0,5 % de croissance : quel impact pour les Français (et combien de temps nous faudra-t-il pour retrouver notre niveau de vie d'il y a 10 ans) ?

Une croissance de 0,5 % au second trimestre selon l'Insee, 50 000 demandeurs d'emplois de moins en août selon les chiffres officiels. Les signaux positifs se multiplient pour la France même si les Français ne le ressentent pas.

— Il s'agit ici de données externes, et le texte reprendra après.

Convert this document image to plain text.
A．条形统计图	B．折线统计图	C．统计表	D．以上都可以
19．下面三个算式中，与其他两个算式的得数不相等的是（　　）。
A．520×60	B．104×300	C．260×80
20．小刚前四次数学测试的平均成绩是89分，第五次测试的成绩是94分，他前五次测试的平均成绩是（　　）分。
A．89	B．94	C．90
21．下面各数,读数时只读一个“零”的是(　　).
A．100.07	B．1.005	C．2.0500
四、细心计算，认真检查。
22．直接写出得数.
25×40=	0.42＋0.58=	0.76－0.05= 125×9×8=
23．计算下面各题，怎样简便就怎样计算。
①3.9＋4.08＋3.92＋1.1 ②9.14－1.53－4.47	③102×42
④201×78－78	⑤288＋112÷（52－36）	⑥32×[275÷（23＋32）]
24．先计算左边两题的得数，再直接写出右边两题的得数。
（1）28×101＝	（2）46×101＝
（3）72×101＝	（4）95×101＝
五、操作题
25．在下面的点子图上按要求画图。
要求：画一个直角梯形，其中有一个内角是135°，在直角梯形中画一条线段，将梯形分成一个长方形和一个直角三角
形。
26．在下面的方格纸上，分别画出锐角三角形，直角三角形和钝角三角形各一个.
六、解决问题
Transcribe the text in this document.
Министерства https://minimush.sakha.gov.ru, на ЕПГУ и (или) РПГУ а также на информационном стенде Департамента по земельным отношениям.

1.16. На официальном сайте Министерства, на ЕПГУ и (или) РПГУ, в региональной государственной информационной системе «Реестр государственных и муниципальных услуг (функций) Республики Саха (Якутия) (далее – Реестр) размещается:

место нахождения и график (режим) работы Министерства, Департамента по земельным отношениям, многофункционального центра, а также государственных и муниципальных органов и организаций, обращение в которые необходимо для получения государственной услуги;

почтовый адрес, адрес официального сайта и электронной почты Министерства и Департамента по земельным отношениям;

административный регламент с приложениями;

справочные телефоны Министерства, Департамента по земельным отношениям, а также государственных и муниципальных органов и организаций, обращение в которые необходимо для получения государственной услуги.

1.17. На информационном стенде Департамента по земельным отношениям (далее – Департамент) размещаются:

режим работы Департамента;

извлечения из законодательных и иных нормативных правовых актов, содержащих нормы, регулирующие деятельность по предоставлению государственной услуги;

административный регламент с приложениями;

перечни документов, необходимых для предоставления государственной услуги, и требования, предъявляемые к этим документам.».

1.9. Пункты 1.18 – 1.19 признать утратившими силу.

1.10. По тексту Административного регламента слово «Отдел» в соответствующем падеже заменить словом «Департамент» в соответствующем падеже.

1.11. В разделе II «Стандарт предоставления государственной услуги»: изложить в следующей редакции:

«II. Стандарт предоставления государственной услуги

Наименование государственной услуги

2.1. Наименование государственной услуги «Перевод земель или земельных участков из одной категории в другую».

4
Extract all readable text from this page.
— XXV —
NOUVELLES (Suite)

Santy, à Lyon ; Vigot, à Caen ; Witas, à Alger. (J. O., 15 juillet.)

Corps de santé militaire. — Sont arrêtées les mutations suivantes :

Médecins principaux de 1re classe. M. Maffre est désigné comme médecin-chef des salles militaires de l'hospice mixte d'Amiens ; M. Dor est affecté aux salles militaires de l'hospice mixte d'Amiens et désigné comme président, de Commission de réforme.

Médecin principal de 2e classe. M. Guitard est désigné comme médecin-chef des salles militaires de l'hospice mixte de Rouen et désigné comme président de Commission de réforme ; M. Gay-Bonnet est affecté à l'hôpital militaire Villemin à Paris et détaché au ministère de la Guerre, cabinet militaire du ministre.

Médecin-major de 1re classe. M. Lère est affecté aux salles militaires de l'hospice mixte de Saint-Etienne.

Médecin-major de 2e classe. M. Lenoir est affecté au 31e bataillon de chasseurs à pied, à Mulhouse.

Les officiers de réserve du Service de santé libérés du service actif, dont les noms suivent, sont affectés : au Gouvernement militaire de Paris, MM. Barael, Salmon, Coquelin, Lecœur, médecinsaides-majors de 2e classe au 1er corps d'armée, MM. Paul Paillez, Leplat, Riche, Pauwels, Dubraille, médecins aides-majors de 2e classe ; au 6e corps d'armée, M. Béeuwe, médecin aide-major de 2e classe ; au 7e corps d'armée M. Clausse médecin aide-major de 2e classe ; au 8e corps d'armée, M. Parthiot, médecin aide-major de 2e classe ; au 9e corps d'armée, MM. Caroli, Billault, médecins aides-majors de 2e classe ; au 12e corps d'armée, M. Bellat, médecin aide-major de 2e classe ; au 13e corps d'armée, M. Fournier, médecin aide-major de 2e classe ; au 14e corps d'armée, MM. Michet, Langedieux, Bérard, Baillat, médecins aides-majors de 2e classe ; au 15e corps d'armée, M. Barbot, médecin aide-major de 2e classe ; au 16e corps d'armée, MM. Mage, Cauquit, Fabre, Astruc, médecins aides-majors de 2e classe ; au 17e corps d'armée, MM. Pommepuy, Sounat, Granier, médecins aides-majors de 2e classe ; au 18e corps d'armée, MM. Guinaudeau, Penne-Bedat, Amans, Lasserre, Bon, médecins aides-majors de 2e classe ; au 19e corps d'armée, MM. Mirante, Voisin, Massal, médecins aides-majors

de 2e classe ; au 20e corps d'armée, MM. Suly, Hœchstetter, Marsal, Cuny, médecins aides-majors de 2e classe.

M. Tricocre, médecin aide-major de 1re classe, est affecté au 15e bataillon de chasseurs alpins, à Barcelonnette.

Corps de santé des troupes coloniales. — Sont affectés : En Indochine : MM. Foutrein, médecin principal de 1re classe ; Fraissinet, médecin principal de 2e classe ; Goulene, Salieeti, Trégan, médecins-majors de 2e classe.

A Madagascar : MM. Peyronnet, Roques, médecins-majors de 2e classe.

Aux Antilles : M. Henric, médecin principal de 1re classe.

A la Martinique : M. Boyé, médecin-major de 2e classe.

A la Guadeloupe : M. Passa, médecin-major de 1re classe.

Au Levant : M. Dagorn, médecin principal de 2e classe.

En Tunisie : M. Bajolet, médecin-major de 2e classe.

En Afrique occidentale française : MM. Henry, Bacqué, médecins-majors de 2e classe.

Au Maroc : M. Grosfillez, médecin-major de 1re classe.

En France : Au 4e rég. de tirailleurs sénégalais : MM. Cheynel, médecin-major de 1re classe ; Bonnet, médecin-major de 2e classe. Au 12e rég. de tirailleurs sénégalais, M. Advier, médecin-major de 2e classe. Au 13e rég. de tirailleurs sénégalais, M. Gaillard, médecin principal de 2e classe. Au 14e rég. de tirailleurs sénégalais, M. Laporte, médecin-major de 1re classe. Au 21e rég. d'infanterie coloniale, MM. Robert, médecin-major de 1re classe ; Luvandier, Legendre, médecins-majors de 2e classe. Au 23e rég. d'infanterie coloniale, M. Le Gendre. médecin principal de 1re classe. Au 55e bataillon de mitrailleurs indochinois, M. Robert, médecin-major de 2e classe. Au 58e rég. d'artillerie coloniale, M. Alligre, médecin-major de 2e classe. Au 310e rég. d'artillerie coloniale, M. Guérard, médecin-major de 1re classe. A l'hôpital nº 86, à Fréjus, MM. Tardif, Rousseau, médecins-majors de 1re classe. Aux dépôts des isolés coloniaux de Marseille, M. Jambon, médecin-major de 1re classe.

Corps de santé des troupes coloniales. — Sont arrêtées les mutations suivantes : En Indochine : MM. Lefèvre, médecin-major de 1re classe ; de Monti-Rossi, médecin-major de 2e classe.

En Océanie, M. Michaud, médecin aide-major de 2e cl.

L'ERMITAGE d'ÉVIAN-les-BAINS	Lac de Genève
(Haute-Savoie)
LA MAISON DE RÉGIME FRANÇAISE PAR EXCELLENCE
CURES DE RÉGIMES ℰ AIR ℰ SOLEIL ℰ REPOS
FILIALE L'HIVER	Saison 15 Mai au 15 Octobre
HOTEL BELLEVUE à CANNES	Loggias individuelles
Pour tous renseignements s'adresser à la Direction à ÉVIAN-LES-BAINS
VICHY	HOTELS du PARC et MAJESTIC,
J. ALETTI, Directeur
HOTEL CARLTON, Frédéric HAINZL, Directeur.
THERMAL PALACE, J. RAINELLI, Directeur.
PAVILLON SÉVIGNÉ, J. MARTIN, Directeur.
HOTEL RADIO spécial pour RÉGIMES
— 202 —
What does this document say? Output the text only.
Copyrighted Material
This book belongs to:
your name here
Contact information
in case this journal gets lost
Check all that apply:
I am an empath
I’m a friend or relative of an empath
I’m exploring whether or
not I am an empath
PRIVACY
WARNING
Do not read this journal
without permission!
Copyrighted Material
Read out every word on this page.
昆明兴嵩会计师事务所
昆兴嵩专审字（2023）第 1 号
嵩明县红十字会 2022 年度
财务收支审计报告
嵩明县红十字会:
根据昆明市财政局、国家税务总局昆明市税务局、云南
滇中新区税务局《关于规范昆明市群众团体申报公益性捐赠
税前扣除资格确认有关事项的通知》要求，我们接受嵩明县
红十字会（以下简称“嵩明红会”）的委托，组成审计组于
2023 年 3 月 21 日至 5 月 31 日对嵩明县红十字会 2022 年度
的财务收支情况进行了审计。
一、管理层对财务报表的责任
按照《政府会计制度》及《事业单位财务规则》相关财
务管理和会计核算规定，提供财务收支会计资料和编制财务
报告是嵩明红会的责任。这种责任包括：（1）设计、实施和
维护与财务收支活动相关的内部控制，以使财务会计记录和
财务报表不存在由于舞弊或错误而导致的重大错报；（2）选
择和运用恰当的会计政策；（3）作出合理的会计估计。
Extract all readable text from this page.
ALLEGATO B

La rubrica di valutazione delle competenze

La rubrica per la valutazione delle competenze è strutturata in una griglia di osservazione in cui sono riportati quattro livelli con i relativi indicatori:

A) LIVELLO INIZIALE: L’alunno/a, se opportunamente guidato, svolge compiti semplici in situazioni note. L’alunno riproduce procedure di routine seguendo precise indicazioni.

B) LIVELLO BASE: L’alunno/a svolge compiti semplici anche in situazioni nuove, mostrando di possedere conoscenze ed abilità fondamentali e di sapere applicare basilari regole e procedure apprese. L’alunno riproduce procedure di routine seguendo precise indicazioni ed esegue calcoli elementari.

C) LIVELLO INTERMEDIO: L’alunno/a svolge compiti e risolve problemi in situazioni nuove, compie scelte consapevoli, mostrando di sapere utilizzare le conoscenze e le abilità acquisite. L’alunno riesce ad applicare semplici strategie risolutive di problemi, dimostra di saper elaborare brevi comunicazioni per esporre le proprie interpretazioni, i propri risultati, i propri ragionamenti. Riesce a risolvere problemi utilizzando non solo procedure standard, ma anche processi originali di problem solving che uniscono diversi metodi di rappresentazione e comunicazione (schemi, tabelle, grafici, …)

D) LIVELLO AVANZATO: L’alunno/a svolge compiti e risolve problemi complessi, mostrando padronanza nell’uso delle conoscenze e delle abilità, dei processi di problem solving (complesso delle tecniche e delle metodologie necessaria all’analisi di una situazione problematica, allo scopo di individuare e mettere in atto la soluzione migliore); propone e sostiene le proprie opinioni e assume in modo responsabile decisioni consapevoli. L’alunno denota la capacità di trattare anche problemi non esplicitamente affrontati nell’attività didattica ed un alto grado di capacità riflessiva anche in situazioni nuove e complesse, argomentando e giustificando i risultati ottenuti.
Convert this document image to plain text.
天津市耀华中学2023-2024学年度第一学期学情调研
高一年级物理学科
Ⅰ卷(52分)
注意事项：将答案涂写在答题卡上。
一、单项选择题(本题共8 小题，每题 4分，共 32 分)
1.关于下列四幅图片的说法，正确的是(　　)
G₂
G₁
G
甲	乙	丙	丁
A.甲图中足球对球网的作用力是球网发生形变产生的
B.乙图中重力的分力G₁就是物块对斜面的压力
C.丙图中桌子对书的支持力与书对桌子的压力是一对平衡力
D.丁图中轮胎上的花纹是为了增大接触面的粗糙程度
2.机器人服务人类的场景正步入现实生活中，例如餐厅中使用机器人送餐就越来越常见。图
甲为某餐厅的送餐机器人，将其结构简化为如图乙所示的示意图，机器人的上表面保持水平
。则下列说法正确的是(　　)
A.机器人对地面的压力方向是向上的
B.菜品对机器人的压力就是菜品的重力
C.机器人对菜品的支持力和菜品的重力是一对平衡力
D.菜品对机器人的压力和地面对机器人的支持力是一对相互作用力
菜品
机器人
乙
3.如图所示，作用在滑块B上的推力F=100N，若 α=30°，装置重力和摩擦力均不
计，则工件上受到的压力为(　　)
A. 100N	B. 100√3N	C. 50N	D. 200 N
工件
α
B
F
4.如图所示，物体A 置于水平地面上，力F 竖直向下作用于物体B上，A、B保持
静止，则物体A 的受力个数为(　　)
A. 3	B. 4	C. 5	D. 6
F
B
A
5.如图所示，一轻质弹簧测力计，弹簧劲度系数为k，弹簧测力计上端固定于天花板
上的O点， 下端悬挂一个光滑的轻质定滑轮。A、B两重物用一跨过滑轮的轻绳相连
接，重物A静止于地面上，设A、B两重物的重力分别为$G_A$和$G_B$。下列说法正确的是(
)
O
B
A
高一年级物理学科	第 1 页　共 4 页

Jean-Charles Simon Julien Damon et Pascal de Lima

Jean-Charles Simon Julien Damon et Pascal de Lima

Pascal de Lima est économiste et enseignant à Sciences-po. Actuellement économiste en Chef d’EcoCell (Economiccell), cellule de veille, d’études et de conférences sur l’économie. Docteur en Sciences-économiques de l’Institut d’Etudes Politiques de Paris, il y dispense des cours d’économie. Il a également enseigné la Finance à HEC. Il a publié en mai 2013 « Les comptes fantastiques de la finance » (aux Editions La voix au chat libre). 


 

Jean-Charles Simon est économiste et entrepreneur. Il a été Chef économiste et Directeur des affaires publiques et de la communication de Scor de 2010 à 2013. Auparavant, il a été successivement trader de produits dérivés, directeur des études du RPR et, pendant 10 ans, dirigeant d'organisations patronales, notamment comme directeur de l'Afep et directeur général délégué du Medef. Il tient un blog : simonjeancharles.com et est présent sur Twitter : https://twitter.com/smnjc

 

Julien Damon est professeur associé à Sciences Po, enseignant à HEC et chroniqueur au Échos

Fondateur de la société de conseil Eclairs (www.eclairs.fr), il a publié, récemment, Les familles recomposées (PUF, 2012), Intérêt Général : que peut l’entreprise ? (Les Belles Lettres),  Les classes moyennes (PUF, 2013)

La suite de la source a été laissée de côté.